Asthmatic children had lower 25(OH)D levels as compared to nonasthmatic children. - GreenMedInfo Summary
Vitamin D and asthma in children: A systematic review and meta-analysis of observational studies.
Lung India. 2017 Jul-Aug;34(4):355-363. PMID: 28671167
Kana Ram Jat
There is growing literature suggesting a link between Vitamin D deficiency and asthma in children, but systematic reviews are lacking. The aim of this study is to evaluate the prevalence of Vitamin D deficiency in asthmatic children and to assess the correlations of Vitamin D levels with asthma incidence, asthma control, and lung functions. PubMed, EMBASE, and Cochrane Library were searched for observational studies on asthma and Vitamin D. Two authors independently extracted data. Meta-analysis was performed using the Review Manager Software. A total of 23 (11 case-control, 5 cohort, and 7 cross-sectional) studies enrolling 13,160 participants were included in the review.

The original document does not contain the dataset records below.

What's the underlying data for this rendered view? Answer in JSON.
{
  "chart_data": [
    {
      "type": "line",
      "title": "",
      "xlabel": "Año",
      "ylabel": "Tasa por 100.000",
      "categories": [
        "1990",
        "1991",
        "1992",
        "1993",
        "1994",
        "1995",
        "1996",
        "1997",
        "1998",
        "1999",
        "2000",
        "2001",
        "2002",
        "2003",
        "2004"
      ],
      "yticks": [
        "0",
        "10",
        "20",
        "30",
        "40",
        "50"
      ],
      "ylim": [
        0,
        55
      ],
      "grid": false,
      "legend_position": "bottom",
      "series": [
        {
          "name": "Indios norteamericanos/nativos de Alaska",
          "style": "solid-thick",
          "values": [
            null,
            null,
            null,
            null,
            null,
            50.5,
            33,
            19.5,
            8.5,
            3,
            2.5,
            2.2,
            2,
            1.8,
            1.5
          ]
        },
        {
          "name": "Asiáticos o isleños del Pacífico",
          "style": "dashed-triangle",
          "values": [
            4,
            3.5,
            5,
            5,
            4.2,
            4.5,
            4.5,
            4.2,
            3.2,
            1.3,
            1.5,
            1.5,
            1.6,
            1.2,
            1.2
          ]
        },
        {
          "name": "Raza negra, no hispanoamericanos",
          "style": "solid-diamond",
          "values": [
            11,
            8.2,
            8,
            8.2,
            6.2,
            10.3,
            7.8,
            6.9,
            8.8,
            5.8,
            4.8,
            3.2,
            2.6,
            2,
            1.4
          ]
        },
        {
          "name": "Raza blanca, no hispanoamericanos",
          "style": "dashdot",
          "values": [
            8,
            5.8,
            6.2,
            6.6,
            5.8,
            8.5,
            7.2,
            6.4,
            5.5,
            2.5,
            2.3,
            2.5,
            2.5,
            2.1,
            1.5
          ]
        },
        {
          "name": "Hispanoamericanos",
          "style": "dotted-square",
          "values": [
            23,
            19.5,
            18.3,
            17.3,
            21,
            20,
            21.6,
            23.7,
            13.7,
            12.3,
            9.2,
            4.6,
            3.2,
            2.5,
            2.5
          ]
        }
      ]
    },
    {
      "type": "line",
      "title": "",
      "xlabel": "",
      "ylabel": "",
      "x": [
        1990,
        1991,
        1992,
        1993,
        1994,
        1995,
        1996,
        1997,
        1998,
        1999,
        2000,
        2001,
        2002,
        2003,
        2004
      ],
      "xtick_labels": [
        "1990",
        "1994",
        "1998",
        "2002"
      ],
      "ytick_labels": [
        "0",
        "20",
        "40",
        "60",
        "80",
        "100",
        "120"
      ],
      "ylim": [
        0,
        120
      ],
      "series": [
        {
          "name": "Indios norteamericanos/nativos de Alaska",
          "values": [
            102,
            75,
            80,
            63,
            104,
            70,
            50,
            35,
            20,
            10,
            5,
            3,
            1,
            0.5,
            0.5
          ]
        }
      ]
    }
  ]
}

Overall, Vitamin D deficiency and insufficiency were prevalent in 28.5% and 26.7% children with asthma, respectively. The mean 25-hydroxyvitamin D (25(OH)D) levels (10 studies) were significantly lower in asthmatic children as compared to nonasthmatic children with a mean difference of -9.41 (95% confidence interval [CI] -16.57, -2.25). The odds ratio of Vitamin D deficiency (eight case-control studies) was significantly higher among asthmatic children as compared to nonasthmatic children (odds ratio 3.41; 95% CI 2.04, 5.69). Correlations between Vitamin D levels and incidence of asthma, lung functions, and control of asthma had mixed results. To conclude, asthmatic children had lower 25(OH)D levels as compared to nonasthmatic children, but the correlations between 25(OH)D and asthma incidence, asthma control, and lung functions were varied. Well-designed randomized controlled trials are required to determine if children with asthma can benefit from Vitamin D supplementation.